Which brings me to the children at the border who have been torn away from the mothers and fathers. What they are experiencing is unspeakable trauma, far worse than I did in so many ways. Not only are they terrified by the fear at this moment that they will never see their mother or father again.

But they also find themselves in an unfamiliar and unfriendly place, steel cages in some instances. And they are alone. No relatives or neighbors are at their side to comfort and assure them that things will get better, that their separation from their parents and family is only temporary. Instead they are in the hands of people, most of whom neither share their country of origin nor are of the same color. Who knows how many speak Spanish.

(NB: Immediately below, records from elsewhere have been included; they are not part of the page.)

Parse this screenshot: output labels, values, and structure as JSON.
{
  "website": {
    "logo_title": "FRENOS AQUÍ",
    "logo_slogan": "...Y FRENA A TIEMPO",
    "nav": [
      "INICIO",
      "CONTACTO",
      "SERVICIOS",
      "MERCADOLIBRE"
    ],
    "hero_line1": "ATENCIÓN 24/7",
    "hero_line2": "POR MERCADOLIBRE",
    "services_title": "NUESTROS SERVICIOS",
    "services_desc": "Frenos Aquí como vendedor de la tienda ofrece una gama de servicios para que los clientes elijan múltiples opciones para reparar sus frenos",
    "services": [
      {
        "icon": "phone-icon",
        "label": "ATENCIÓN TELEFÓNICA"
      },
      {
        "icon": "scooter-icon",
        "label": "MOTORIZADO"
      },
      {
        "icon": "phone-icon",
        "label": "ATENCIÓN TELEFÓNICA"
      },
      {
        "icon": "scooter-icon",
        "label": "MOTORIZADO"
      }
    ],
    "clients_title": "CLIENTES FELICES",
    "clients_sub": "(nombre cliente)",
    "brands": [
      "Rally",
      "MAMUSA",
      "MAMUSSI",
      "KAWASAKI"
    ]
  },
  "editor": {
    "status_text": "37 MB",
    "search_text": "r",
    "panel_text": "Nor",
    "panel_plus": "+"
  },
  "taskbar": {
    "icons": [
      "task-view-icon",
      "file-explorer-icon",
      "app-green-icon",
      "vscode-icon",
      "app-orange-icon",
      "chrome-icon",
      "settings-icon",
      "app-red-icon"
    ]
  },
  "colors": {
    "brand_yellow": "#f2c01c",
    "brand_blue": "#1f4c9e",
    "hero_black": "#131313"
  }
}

In short, these children and babies can’t help but feel a deep sense of isolation, alienation, powerlessness, fear, betrayal, sadness, and pain.

Even if these children are returned — and that isn’t a sure thing — to their mothers and fathers and receive professional help, the damage has been done and will likely be with them for a long time to come.

As one Catholic priest said yesterday, Trump’s policy fits the definition of evil in every way. I would only underscore that it’s an evil that’s indifferent to the terrible harm that it’s doing to thousands of children as well as steeped in racism and nativism and calculated to turn babies and children into bargaining chips to gin up his base for the fall elections.

It isn’t, as some suggest, to force through Congress a draconian immigration bill this week. My belief is that Trump and his quislings understand that that isn’t in the cards. Indeed, they want to keep the border and immigration on the table and in the news cycle for the fall elections. It’s a winning issue in their sordid calculus against Democrats who advocate, they claim, “open and porous borders.”

Finally, I would add that Trump aspires to be a strongman, much like the other strongmen in the world that he heaps praise on. And in turning children into fodder and thumbing his nose at the widespread opposition, including in his own party, to what he is doing at the border, he’s demonstrating in plain sight to the country and the world that, even in the most unfavorable of political circumstances, he is boss, that he isn’t bound by any restraints other than his own desires, that he can do whatever he wants. In this sense the border crisis is, in Trump’s eyes, an opportunity to assert his dominance over friend and foe, not a miscalculation. It’s something to be seized and unrelenting pushed. Blowback? Bring it on!

Our response can only be sustained resistance until this policy is changed and the children are returned to their mothers and fathers. it’s a test of our resolve.